Rowan Moore The Guardian, 17 dicembre 2017

«La nuova Ambasciata è blanda, vaniglia, proprio come una cena diplomatica è raramente riottosa e un discorso diplomatico è raramente avvincente. Il suo uso di arte, natura e decorazione è un po’ Starbucks – un grande vaniglia latte – e con circa la stessa relazione con la vera architettura che Starbucks ha con il vero caffè. I molteplici obiettivi di Timberlake sono tutti buoni e degni, ma come il desiderio di pace nel mondo e la fine della fame sono banali».

«Il nuovo edificio è anche meglio di tutto ciò che gli sviluppatori stanno mettendo in piedi attorno ad esso. Questo è un debole elogio, ovviamente, ma non è dannoso».

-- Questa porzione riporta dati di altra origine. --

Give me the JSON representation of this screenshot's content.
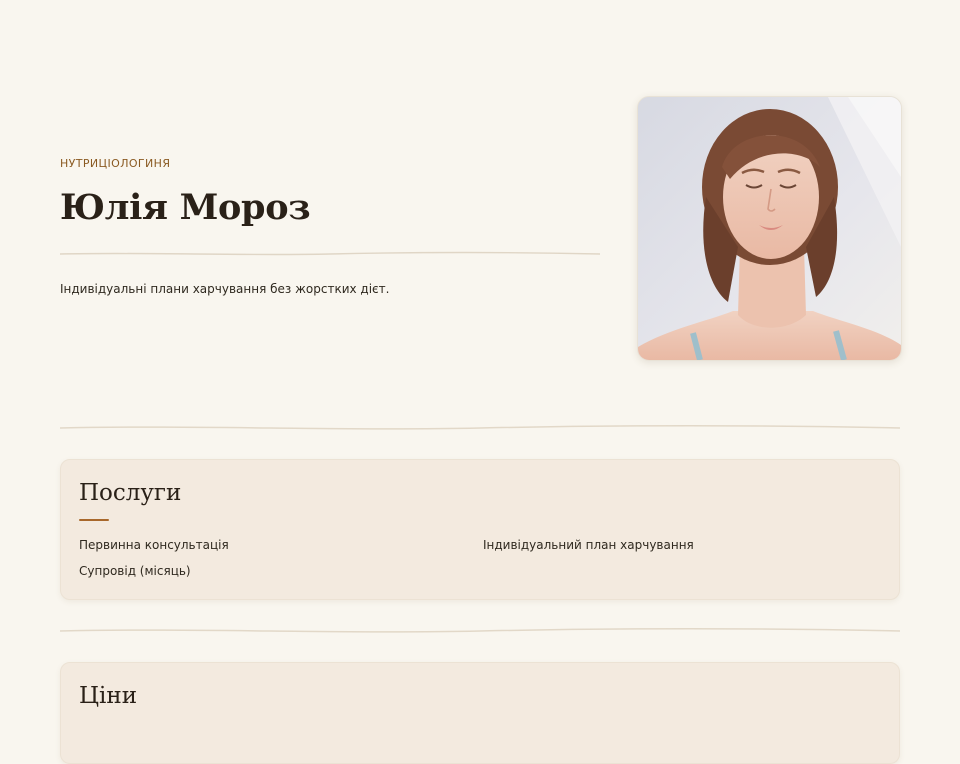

William Booth The independent, 29 dicembre 2017

«Ken Livingstone, l’ex sindaco di Londra, disse che la città si aspettava “qualcosa di un po’ più eccitante”Potrebbero essere smentiti. Le recensioni non sono ancora arrivate. Ma l’ambasciata è – se si può dire di un’ambasciata americana nel 2017 – davvero cool».

«Dopo che il progetto fu annunciato anni fa, Martin Linton, allora parlamentare di Battersea, disse “assomiglia un po’ troppo ad una zolletta di zucchero”».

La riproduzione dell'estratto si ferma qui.